Remove common words using nltk

Remove common words and stopwords from the data sets.

Posted by ourren on January 15, 2015

The current topic is that: I want to remove the common words from my sample data. But I have searched from the Internet, it did not have similar post. So I want to share some tips about this topic. Since I’m doing some research with NLP, and nltk is the best package with english.

common words

the first question is how to define the common words? Maybe we can think in two ways: the first is the most often used words on the Internet, dictionary, or books; the second is the most high frequency words in the sample data. Actually it is all depend on your situation.

stopwords

the nltk have a corpus called stopwords, it means: >There is also a corpus of stopwords, that is, high-frequency words like the, to and also that we sometimes want to filter out of a document before further processing. Stopwords usually have little lexical content, and their presence in a text fails to distinguish it from other texts.

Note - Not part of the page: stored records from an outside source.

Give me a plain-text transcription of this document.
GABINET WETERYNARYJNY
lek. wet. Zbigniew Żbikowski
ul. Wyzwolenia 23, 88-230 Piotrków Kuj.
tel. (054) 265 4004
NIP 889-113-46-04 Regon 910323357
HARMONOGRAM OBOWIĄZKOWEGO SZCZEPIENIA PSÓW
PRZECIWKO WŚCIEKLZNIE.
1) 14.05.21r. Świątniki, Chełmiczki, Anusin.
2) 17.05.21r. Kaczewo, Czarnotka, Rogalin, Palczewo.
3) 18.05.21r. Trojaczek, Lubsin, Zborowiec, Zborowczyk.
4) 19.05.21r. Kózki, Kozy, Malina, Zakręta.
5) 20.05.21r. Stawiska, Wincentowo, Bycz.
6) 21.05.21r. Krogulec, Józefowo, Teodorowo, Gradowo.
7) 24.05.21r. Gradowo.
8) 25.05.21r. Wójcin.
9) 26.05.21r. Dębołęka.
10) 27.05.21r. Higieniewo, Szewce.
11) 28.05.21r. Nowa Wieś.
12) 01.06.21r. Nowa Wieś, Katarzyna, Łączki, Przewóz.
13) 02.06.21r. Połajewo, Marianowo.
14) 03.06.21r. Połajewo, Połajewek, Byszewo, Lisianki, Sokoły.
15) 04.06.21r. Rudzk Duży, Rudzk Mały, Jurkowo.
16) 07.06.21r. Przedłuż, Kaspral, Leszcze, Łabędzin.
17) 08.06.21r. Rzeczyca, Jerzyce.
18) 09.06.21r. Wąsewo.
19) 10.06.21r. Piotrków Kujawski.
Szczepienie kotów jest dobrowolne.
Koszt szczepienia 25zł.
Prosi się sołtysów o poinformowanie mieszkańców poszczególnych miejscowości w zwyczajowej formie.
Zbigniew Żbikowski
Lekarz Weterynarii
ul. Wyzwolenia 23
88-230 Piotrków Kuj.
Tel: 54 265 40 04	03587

how to get the common words list, it’s very simple, just as below:

from nltk.corpus import stopwords	
english_stopwords = stopwords.words('english')
print len(english_stopwords)

but the length of stopwords is very small, only (127 words).

high frequency in sample

if the above methods could not solve the problem in our research, we need to create our own often words. Here is my current method:

  1. convert the sample data to word list;
  2. calculate the frequency of the word list;
  3. get the top frequency of the list, this is the common words.

the python code is below:

import nltk
def convertlist(filename):
    list_out = list()
    fhandle = open(filename)
    for line in fhandle.readlines():
        line = line.replace("\n", "").strip()
        line = line.lower()
        try:
            texts_tokenized = word_tokenize(line)
            for words in texts_tokenized:
                english_punctuations = [',', '.', ':', ';', '?', '(', ')', '[', ']', '&', '!', '*', '@', '#', '$', '%']
                if not words in english_punctuations:
                    list_out.append(words)
        except:
            continue
    return list_out

def get_common_words():
    ret_list = []
    out_path = "./sample_data"
    content = convertlist(out_path)
    fdist2 = nltk.FreqDist(content)
    most_list = fdist2.most_common(400)
    for x, value in most_list:
        ret_list.append(x)
    return ret_list
    
def main():
	common_list = get_common_words()
	print common_list[0:100]

if __name__ == '__main__':
   		main()